Each section begins with a rationale for being part of the standard. Throughout the standard a series of terms are used to indicate the level of importance of any particular issue to help building designers prioritize in making design choices and evaluating options: required (marked with must), highly recommended (marked with should), acceptable (marked with may) and not recommended. The book is enhanced by an appendix of prohibited materials and a glossary. There is also an extensive bibliography, which on its own will be a valuable source for further reading.

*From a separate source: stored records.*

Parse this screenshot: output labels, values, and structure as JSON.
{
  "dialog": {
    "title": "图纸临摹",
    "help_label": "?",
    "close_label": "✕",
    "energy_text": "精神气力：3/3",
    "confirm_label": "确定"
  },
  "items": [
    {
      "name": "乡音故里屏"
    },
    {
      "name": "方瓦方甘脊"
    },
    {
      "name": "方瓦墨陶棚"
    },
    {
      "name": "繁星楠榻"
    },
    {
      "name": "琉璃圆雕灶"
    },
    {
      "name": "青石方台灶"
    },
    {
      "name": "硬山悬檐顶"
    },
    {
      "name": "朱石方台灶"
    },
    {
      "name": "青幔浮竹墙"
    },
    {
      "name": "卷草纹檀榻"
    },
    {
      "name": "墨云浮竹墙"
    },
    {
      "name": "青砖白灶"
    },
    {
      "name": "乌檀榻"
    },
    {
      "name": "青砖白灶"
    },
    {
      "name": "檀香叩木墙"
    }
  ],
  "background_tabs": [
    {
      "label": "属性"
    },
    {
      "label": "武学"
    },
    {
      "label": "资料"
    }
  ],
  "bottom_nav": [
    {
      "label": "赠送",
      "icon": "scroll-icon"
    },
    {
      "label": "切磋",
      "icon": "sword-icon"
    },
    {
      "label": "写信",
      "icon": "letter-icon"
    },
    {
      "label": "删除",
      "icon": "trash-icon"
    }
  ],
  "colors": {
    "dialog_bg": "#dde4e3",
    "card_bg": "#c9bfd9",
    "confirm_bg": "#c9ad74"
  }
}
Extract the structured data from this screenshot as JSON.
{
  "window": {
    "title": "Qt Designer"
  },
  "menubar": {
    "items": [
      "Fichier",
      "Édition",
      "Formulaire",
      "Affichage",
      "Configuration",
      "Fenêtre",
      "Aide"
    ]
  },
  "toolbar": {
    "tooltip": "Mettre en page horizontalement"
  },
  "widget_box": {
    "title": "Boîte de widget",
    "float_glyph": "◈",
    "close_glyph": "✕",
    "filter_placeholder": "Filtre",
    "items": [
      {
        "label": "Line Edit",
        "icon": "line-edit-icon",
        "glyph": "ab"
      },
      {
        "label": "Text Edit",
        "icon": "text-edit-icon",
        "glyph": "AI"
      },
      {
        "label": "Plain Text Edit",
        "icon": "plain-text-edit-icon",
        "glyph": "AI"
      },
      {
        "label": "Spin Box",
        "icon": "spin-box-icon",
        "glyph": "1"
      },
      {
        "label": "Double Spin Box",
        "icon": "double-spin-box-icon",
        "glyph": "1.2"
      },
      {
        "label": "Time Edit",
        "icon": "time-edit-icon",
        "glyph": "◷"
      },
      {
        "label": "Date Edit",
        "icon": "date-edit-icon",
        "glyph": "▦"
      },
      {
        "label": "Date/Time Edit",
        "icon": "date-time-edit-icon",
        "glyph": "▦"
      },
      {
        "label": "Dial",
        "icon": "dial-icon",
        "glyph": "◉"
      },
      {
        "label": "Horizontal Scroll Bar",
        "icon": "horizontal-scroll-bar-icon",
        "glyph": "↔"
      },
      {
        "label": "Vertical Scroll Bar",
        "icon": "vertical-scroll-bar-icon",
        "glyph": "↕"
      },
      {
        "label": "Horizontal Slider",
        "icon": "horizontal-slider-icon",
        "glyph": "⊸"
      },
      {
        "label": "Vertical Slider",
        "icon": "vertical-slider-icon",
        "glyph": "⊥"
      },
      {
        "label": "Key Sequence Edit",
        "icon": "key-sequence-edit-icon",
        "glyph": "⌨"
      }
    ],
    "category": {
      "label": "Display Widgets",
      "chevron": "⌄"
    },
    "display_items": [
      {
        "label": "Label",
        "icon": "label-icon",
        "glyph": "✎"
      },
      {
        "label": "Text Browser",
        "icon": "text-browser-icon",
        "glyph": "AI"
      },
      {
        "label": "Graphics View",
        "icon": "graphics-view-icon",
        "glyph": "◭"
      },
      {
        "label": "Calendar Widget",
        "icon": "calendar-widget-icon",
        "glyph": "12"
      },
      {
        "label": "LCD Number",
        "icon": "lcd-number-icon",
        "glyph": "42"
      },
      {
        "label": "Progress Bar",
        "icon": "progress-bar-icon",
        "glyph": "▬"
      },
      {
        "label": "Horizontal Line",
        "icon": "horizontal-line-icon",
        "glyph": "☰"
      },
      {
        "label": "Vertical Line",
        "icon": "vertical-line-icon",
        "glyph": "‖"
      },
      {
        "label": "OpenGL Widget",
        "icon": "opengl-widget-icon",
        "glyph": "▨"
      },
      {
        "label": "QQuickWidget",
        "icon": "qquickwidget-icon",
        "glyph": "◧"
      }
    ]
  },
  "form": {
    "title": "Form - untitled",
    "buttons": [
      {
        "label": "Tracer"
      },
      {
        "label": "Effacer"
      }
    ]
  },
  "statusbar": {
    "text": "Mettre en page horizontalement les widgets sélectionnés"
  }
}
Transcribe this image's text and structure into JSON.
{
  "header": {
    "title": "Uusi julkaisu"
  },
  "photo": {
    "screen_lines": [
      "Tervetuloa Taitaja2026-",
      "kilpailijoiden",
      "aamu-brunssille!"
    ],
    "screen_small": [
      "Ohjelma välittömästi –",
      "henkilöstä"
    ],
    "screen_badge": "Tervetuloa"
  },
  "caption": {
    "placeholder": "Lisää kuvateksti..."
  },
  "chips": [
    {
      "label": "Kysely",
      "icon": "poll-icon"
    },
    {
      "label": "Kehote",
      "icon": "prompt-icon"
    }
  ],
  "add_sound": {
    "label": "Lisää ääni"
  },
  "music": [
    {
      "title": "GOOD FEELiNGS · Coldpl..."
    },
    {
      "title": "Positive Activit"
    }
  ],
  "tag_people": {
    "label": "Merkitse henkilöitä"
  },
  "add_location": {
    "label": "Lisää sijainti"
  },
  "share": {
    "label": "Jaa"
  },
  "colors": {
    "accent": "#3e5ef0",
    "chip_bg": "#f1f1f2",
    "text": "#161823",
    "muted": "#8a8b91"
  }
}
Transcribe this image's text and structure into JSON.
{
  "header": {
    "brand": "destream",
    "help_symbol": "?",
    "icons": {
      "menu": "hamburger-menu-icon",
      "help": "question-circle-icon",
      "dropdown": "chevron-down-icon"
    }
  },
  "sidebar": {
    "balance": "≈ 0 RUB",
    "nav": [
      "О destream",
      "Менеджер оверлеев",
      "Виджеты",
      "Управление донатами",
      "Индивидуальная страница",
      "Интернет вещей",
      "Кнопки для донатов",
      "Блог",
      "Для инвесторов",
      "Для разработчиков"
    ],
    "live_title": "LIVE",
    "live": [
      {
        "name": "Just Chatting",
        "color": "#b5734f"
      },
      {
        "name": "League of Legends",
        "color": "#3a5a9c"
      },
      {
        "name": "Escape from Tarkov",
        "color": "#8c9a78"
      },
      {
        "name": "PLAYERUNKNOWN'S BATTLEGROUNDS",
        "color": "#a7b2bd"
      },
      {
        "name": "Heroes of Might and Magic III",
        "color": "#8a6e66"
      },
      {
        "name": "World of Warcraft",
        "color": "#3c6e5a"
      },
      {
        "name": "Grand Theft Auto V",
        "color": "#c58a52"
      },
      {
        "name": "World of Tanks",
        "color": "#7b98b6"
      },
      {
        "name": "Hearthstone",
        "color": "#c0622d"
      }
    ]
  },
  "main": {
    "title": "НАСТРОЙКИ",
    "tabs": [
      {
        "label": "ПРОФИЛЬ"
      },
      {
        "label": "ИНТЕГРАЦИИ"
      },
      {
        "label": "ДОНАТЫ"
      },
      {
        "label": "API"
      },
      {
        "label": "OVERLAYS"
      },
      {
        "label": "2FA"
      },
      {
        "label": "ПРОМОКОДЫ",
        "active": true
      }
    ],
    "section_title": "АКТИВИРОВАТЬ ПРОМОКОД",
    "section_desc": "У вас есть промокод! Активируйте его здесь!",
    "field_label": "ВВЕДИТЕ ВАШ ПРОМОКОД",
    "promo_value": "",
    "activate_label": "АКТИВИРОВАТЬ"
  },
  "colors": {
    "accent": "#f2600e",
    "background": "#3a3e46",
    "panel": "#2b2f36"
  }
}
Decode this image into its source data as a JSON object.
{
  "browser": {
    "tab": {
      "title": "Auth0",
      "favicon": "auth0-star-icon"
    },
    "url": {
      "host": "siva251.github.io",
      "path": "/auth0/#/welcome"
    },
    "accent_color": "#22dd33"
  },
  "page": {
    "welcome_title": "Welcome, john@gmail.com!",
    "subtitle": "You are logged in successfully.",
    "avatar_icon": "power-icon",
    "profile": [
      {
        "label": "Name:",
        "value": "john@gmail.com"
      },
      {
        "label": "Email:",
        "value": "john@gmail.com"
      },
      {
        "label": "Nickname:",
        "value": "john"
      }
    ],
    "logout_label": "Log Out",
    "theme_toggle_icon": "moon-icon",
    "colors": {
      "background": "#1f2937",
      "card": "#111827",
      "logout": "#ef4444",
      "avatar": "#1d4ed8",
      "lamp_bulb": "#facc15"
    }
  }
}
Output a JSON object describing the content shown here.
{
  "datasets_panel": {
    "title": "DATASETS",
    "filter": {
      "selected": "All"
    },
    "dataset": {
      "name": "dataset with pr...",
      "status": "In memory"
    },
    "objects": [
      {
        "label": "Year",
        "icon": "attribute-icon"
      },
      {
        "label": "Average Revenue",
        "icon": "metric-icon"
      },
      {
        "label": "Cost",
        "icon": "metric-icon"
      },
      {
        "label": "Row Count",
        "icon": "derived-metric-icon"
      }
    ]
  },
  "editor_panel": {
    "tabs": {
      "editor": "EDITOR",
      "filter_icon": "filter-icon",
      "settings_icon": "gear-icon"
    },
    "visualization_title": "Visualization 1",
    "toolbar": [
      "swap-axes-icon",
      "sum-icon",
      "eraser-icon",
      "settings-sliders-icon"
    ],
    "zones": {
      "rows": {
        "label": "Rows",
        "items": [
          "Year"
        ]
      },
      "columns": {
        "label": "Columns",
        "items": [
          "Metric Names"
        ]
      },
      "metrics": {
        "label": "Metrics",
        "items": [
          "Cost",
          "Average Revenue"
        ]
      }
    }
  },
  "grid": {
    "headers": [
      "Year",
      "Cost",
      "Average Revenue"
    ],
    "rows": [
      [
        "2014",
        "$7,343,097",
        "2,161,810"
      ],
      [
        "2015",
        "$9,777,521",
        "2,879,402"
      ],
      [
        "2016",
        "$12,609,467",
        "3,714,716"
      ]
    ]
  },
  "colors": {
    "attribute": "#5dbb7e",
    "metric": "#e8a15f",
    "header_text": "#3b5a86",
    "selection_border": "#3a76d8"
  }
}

Instead of having to wander among piles of scattered standards and recommendations in, as the book says, “professional, trade association and institution‐specific sources”, this book provides the most in one place. It is written clearly and concisely, following an expanded outline format. To use words of Peter J. Wosh, Chair of SAA Publications Board: “Archivists will undoubtedly consult this as their first step in planning a facilities project […]”. Besides archivists the book's audience undoubtedly includes librarians, preservationists, building designers, in fact anyone planning a new or remodelled archival facility which should meet the needs of staff and visitors and ensure the best possible conditions for the preservation of the collections.